伊那谷の境界域から見えること、思ったことを遺します

上田市野倉の道祖神

2018-11-02 23:04:26 | つぶやき

 

 先日の例会では、野倉のみなさんとともに、集落内を少し歩いた。かつては水田がかなりあったという野倉も、今はほとんどないという。なぜ水田をやめたのか、水が不足がちだったのか、導水に苦労したのか、移住者にはわからないことだったが、高齢化による農業離れが起因しているのかもしれない。そもそも野倉では耕作されている空間が少ない。

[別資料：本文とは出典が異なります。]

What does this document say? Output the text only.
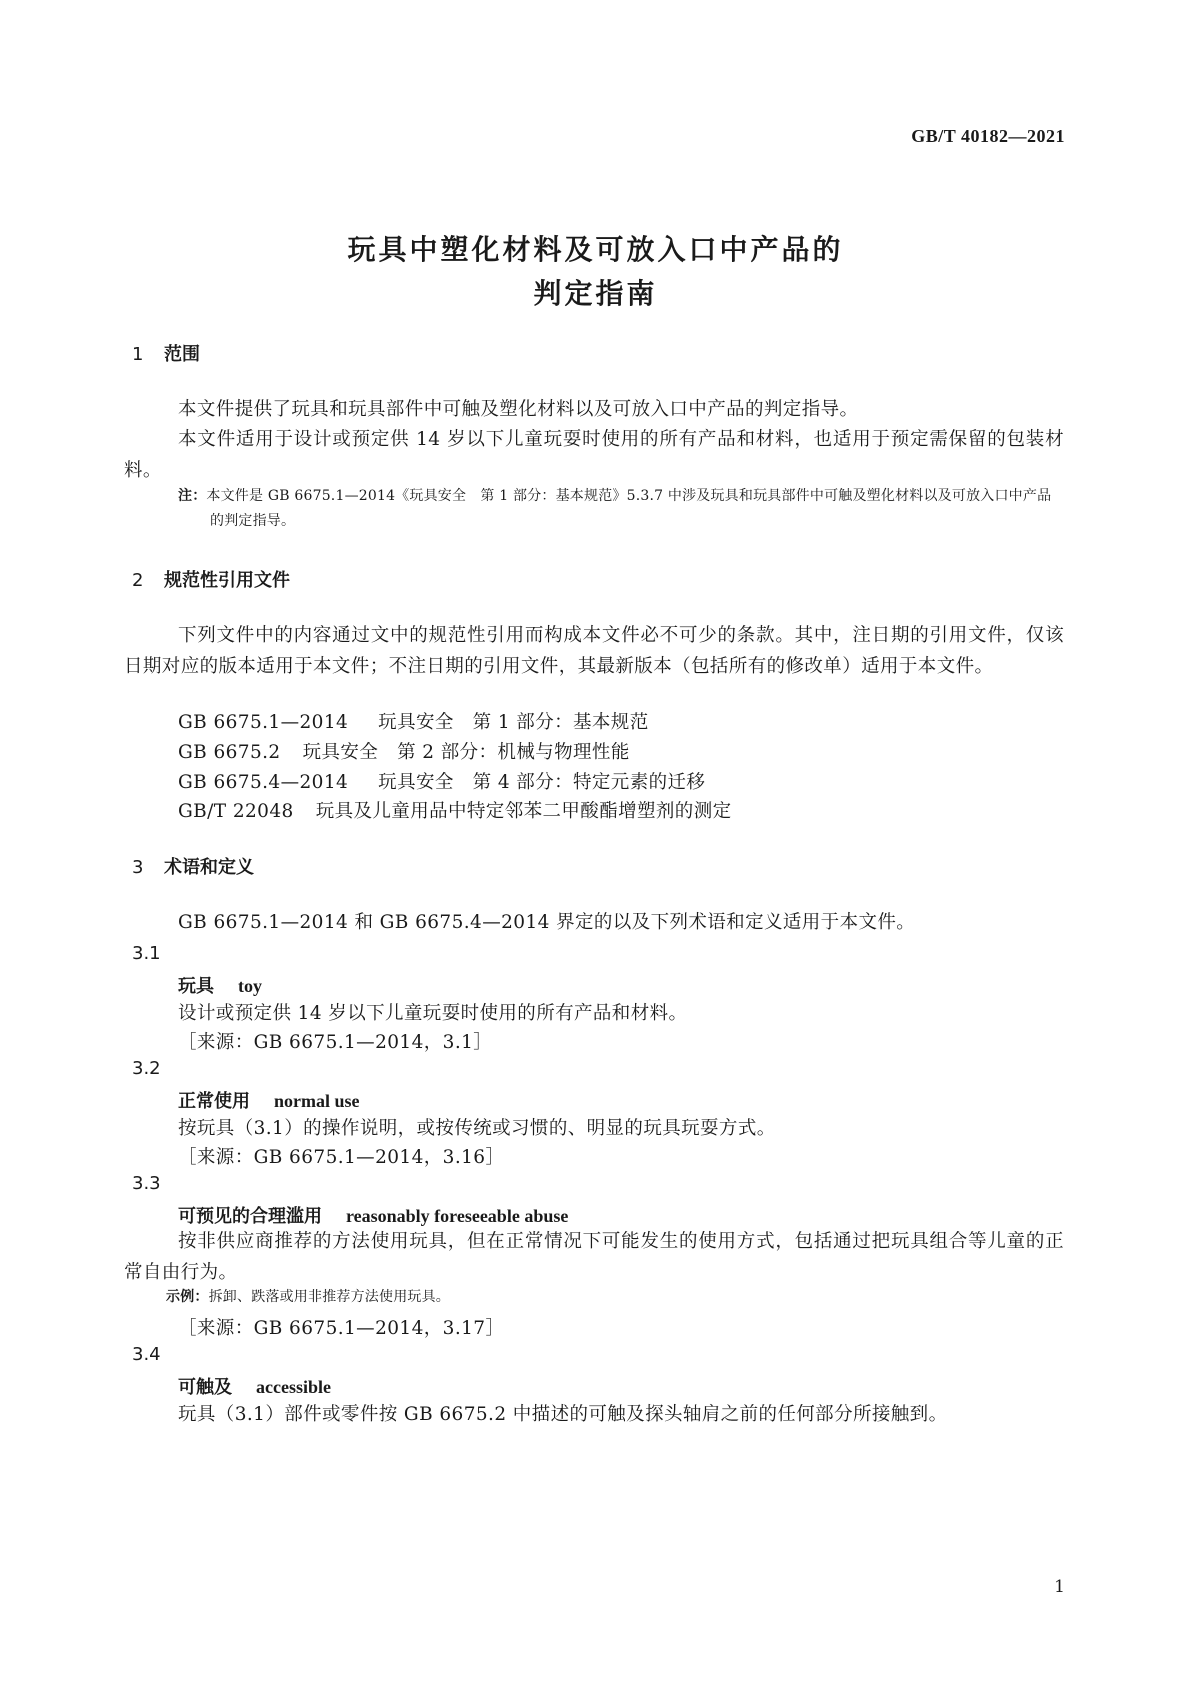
GB/T 40182—2021
玩具中塑化材料及可放入口中产品的
判定指南
1 范围
本文件提供了玩具和玩具部件中可触及塑化材料以及可放入口中产品的判定指导。
本文件适用于设计或预定供 14 岁以下儿童玩耍时使用的所有产品和材料，也适用于预定需保留的包装材料。
注：本文件是 GB 6675.1—2014《玩具安全　第 1 部分：基本规范》5.3.7 中涉及玩具和玩具部件中可触及塑化材料以及可放入口中产品的判定指导。
2 规范性引用文件
下列文件中的内容通过文中的规范性引用而构成本文件必不可少的条款。其中，注日期的引用文件，仅该日期对应的版本适用于本文件；不注日期的引用文件，其最新版本（包括所有的修改单）适用于本文件。
GB 6675.1—2014 玩具安全　第 1 部分：基本规范
GB 6675.2 玩具安全　第 2 部分：机械与物理性能
GB 6675.4—2014 玩具安全　第 4 部分：特定元素的迁移
GB/T 22048 玩具及儿童用品中特定邻苯二甲酸酯增塑剂的测定
3 术语和定义
GB 6675.1—2014 和 GB 6675.4—2014 界定的以及下列术语和定义适用于本文件。
3.1
玩具 toy
设计或预定供 14 岁以下儿童玩耍时使用的所有产品和材料。
［来源：GB 6675.1—2014，3.1］
3.2
正常使用 normal use
按玩具（3.1）的操作说明，或按传统或习惯的、明显的玩具玩耍方式。
［来源：GB 6675.1—2014，3.16］
3.3
可预见的合理滥用 reasonably foreseeable abuse
按非供应商推荐的方法使用玩具，但在正常情况下可能发生的使用方式，包括通过把玩具组合等儿童的正常自由行为。
示例：拆卸、跌落或用非推荐方法使用玩具。
［来源：GB 6675.1—2014，3.17］
3.4
可触及 accessible
玩具（3.1）部件或零件按 GB 6675.2 中描述的可触及探头轴肩之前的任何部分所接触到。
1
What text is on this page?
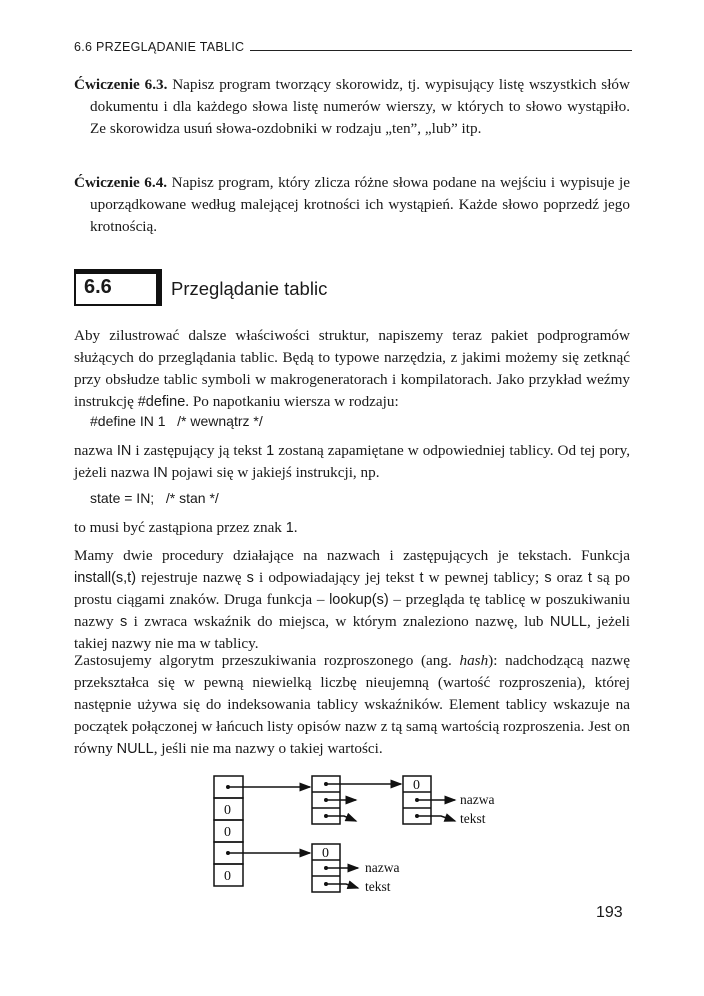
6.6 PRZEGLĄDANIE TABLIC
Ćwiczenie 6.3. Napisz program tworzący skorowidz, tj. wypisujący listę wszystkich słów dokumentu i dla każdego słowa listę numerów wierszy, w których to słowo wystąpiło. Ze skorowidza usuń słowa-ozdobniki w rodzaju „ten”, „lub” itp.
Ćwiczenie 6.4. Napisz program, który zlicza różne słowa podane na wejściu i wypisuje je uporządkowane według malejącej krotności ich wystąpień. Każde słowo poprzedź jego krotnością.
6.6	Przeglądanie tablic
Aby zilustrować dalsze właściwości struktur, napiszemy teraz pakiet podprogramów służących do przeglądania tablic. Będą to typowe narzędzia, z jakimi możemy się zetknąć przy obsłudze tablic symboli w makrogeneratorach i kompilatorach. Jako przykład weźmy instrukcję #define. Po napotkaniu wiersza w rodzaju:
#define IN 1   /* wewnątrz */
nazwa IN i zastępujący ją tekst 1 zostaną zapamiętane w odpowiedniej tablicy. Od tej pory, jeżeli nazwa IN pojawi się w jakiejś instrukcji, np.
state = IN;   /* stan */
to musi być zastąpiona przez znak 1.
Mamy dwie procedury działające na nazwach i zastępujących je tekstach. Funkcja install(s,t) rejestruje nazwę s i odpowiadający jej tekst t w pewnej tablicy; s oraz t są po prostu ciągami znaków. Druga funkcja – lookup(s) – przegląda tę tablicę w poszukiwaniu nazwy s i zwraca wskaźnik do miejsca, w którym znaleziono nazwę, lub NULL, jeżeli takiej nazwy nie ma w tablicy.
Zastosujemy algorytm przeszukiwania rozproszonego (ang. hash): nadchodzącą nazwę przekształca się w pewną niewielką liczbę nieujemną (wartość rozproszenia), której następnie używa się do indeksowania tablicy wskaźników. Element tablicy wskazuje na początek połączonej w łańcuch listy opisów nazw z tą samą wartością rozproszenia. Jest on równy NULL, jeśli nie ma nazwy o takiej wartości.
0
0
0
0
0
nazwa
tekst
nazwa
tekst
193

 女神岳の南斜面に日向という場所がある。ここに「野倉の道祖神」と言われる、よく知られた道祖神がある。野倉と言えば「道祖神」、わたしにはそういうイメージがあった。その野倉を訪れたのは、認識はしていたものの、初めてだと思ったが、よく考えてみると、30年近く前に、別所近くに住む知人に案内されて訪れたことがあったのかもしれない。あまり記憶に残っていない。別所から近いこともあるから、別所に来た人が立ち寄ることも、かつてはあったのだろう。

 この道祖神がよく知られていたことは、昔から知っていた。上田市の観光パンフレットといえば、欠かすことのできない物件だったし、そうしたパンフレットに掲載された写真を目にしていた。昭和57年4月23日に上田市観光課から送っていただいたパンフレットにも、野倉の道祖神の記載はある。『上田の姿』というハガキ大の72ページの冊子は、初版が昭和41年3月29日だった。送っていただいたものは昭和56年に印刷された改定第8版だった。その中にも野倉の道祖神の記載はあり、写真はないものの、「女神岳のふもと、野の花が咲き乱れる静かな里に肩を抱きあい、手をつなぎあった男女の石の像がある。だれがつけたのか夫婦道祖神。「信州の鎌倉」の中愛らしいポイントである」と記されている。既に50年ほど前に「夫婦道祖神」と呼ばれていたわけだ。信州石造物研究会が昭和56年に発行した『石仏と道祖神』にも写真入りで紹介されている。そこには「夫婦道祖神として別所温泉のポスターにもなった」とあり、別所を代表するスポットでもあったことがわかる。また、平成13年にスタジオグリーンが編集した『双体道祖神めぐり』という本には、「この村では、きわだって離婚率が低く、村人の信仰も厚い」と書かれている。今回野倉の様子をうかがったわけであるが、独り身の男性ひとり住まいの方が何人かおられるとか。夫婦道祖神の話になったら、道祖神の効果があがっていない、などという冗談も飛び出した。だれが「夫婦」と名づけたものなのか…。

 道祖神そのものはそれほど古いものではない。昭和になって彫られたものかもしれないが、銘文などなく、説明板にもあるが、「由緒等不明」のようだ。現在も2月8日ころ、ワラウマ引きが行われているという。

改定第8版「上田の姿」

 

 実は野倉にはもう1体おなじような双体道祖神がある。日向からそう遠くない塩田水上神社の境内の入口にあるもので、写真の通り、真っ二つに割れている。背面に銘文が見られるが、読み取るには風化が激しい。もちろん日向にあるものより古く、石質も安山岩系である。ちなみに、このたび発行した『長野県道祖神碑一覧』に、この道祖神は掲載されていない。